I am getting below exception on our production environment. After this exception we get serialization exception continuously.
Heuristic completion: outcome state is mixed; nested exception is org.springframework.data.gemfire.GemfireTransactionCommitException:
Unexpected failure on commit of Cache local transaction; nested exception is com.gemstone.gemfire.cache.CommitIncompleteException:
Incomplete commit of transaction TXId: c11pcsssvc64(eisCacheServer_c11pcsssvc64.dswh.ds.adp.com:63400)<v2>:4723:70384. Caused by the following exceptions:
From member: 100.99.18.94(eisCacheServer_c13pcsssvc696.dswh.ds.adp.com:77303)<v3>:23007 com.gemstone.gemfire.cache.query.IndexMaintenanceException:
com.gemstone.gemfire.cache.query.internal.index.IMQException, caused by com.gemstone.gemfire.cache.query.internal.index.IMQException
at com.gemstone.gemfire.internal.cache.LocalRegion.txApplyPutPart2(LocalRegion.java:5090)
at com.gemstone.gemfire.internal.cache.AbstractRegionMap.txApplyPut(AbstractRegionMap.java:3488)
at com.gemstone.gemfire.internal.cache.LocalRegion.txApplyPut(LocalRegion.java:5058)
at com.gemstone.gemfire.internal.cache.TXCommitMessage$RegionCommit.txApplyEntryOp(TXCommitMessage.java:1296)
at com.gemstone.gemfire.internal.cache.TXCommitMessage$RegionCommit$FarSideEntryOp.process(TXCommitMessage.java:1566)

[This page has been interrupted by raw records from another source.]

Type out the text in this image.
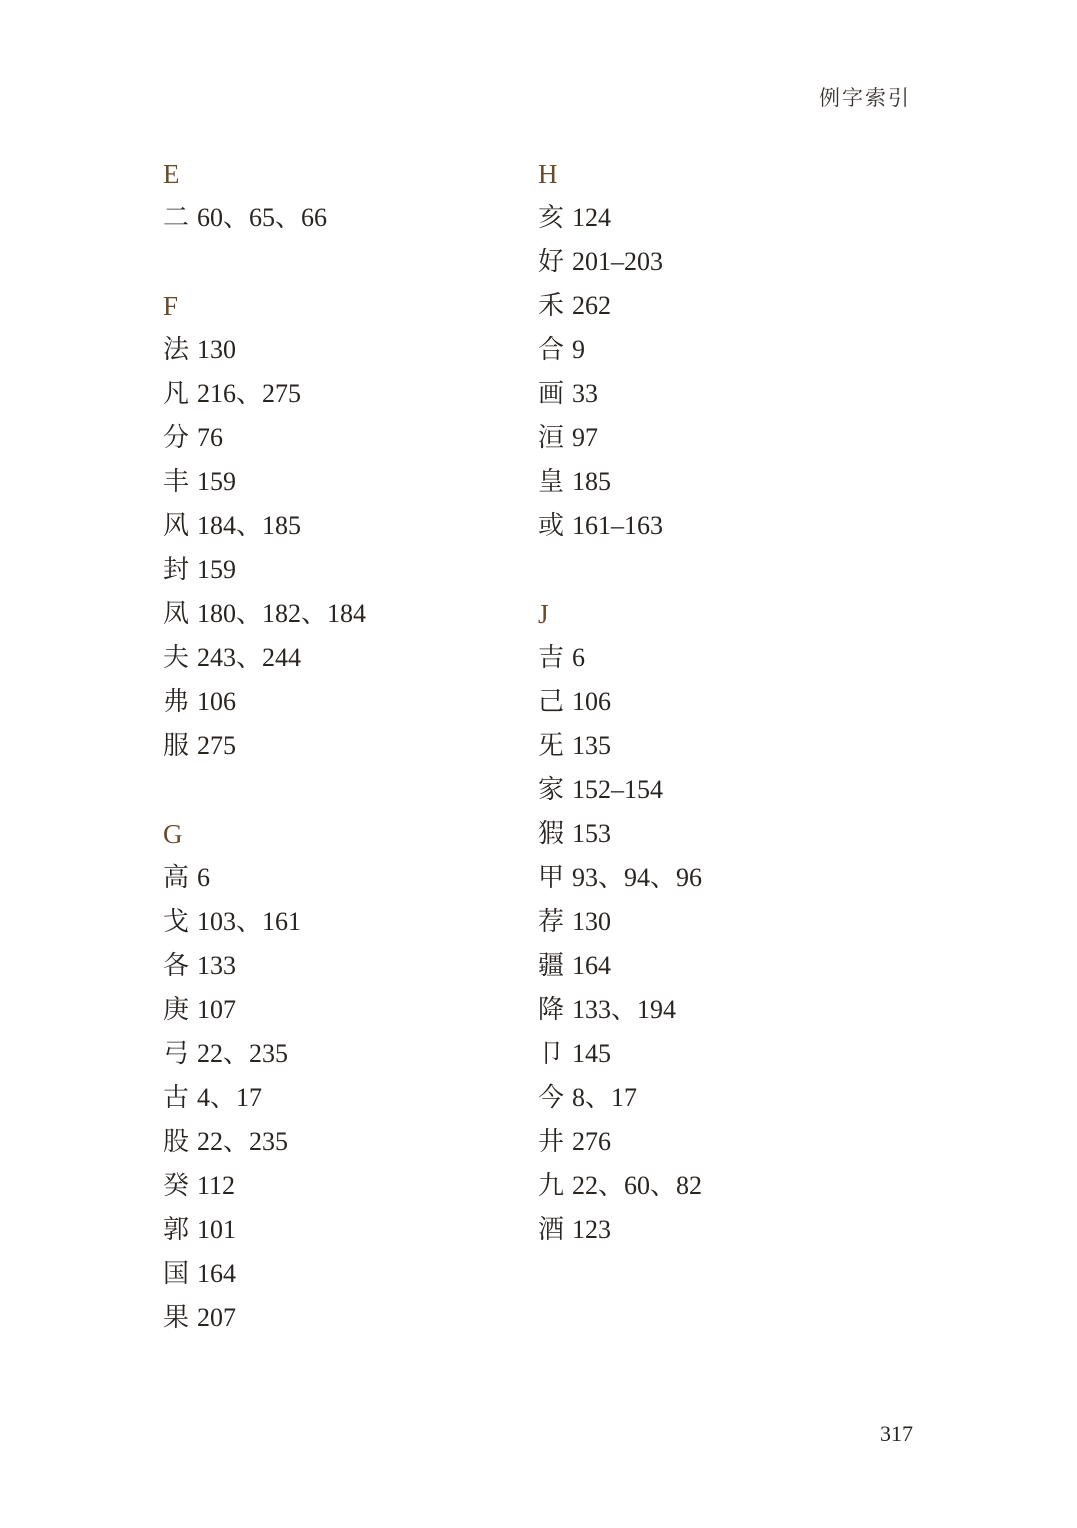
例字索引
E
二 60、65、66
F
法 130
凡 216、275
分 76
丰 159
风 184、185
封 159
凤 180、182、184
夫 243、244
弗 106
服 275
G
高 6
戈 103、161
各 133
庚 107
弓 22、235
古 4、17
股 22、235
癸 112
郭 101
国 164
果 207
H
亥 124
好 201–203
禾 262
合 9
画 33
洹 97
皇 185
或 161–163
J
吉 6
己 106
旡 135
家 152–154
猳 153
甲 93、94、96
荐 130
疆 164
降 133、194
卩 145
今 8、17
井 276
九 22、60、82
酒 123
317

at com.gemstone.gemfire.internal.cache.TXCommitMessage.basicProcessOps(TXCommitMessage.java:719)
at com.gemstone.gemfire.internal.cache.TXCommitMessage.basicProcess(TXCommitMessage.java:655)
at com.gemstone.gemfire.internal.cache.TXCommitMessage$CommitProcessMessage.basicProcess(TXCommitMessage.java:1737)
at com.gemstone.gemfire.internal.cache.TXCommitMessage$CommitProcessForLockIdMessage.process(TXCommitMessage.java:1657)
at com.gemstone.gemfire.distributed.internal.DistributionMessage.scheduleAction(DistributionMessage.java:305)
at com.gemstone.gemfire.distributed.internal.DistributionMessage$1.run(DistributionMessage.java:368)
at java.util.concurrent.ThreadPoolExecutor.runWorker(ThreadPoolExecutor.java:1142)
at java.util.concurrent.ThreadPoolExecutor$Worker.run(ThreadPoolExecutor.java:617)
at com.gemstone.gemfire.distributed.internal.DistributionManager.runUntilShutdown(DistributionManager.java:692)
at com.gemstone.gemfire.distributed.internal.DistributionManager$4$1.run(DistributionManager.java:963)
at java.lang.Thread.run(Thread.java:745).,
After this data get corrupted from region and we get serialization exception when we hit any API which brings data from corrupted region
An IOException was thrown while deserializing; nested exception is com.gemstone.gemfire.SerializationException:
An IOException was thrown while deserializing ,Cause=org.springframework.dao.DataAccessResourceFailureException:
An IOException was thrown while deserializing; nested exception is com.gemstone.gemfire.SerializationException:
An IOException was thrown while deserializing
prod setup: we have 2 data nodes. Embedded tomcat gemfire node. Gemfire version is 7.0.2(we cannot upgrade to latest version) 2 locators 8 regions
After analysing we found that this might be happening while data sync up between 2 data nodes. Problem is we couldnt reproduce this issue on any lower environments. This only happens on prod intermittently. Does anyone has any idea about this issue?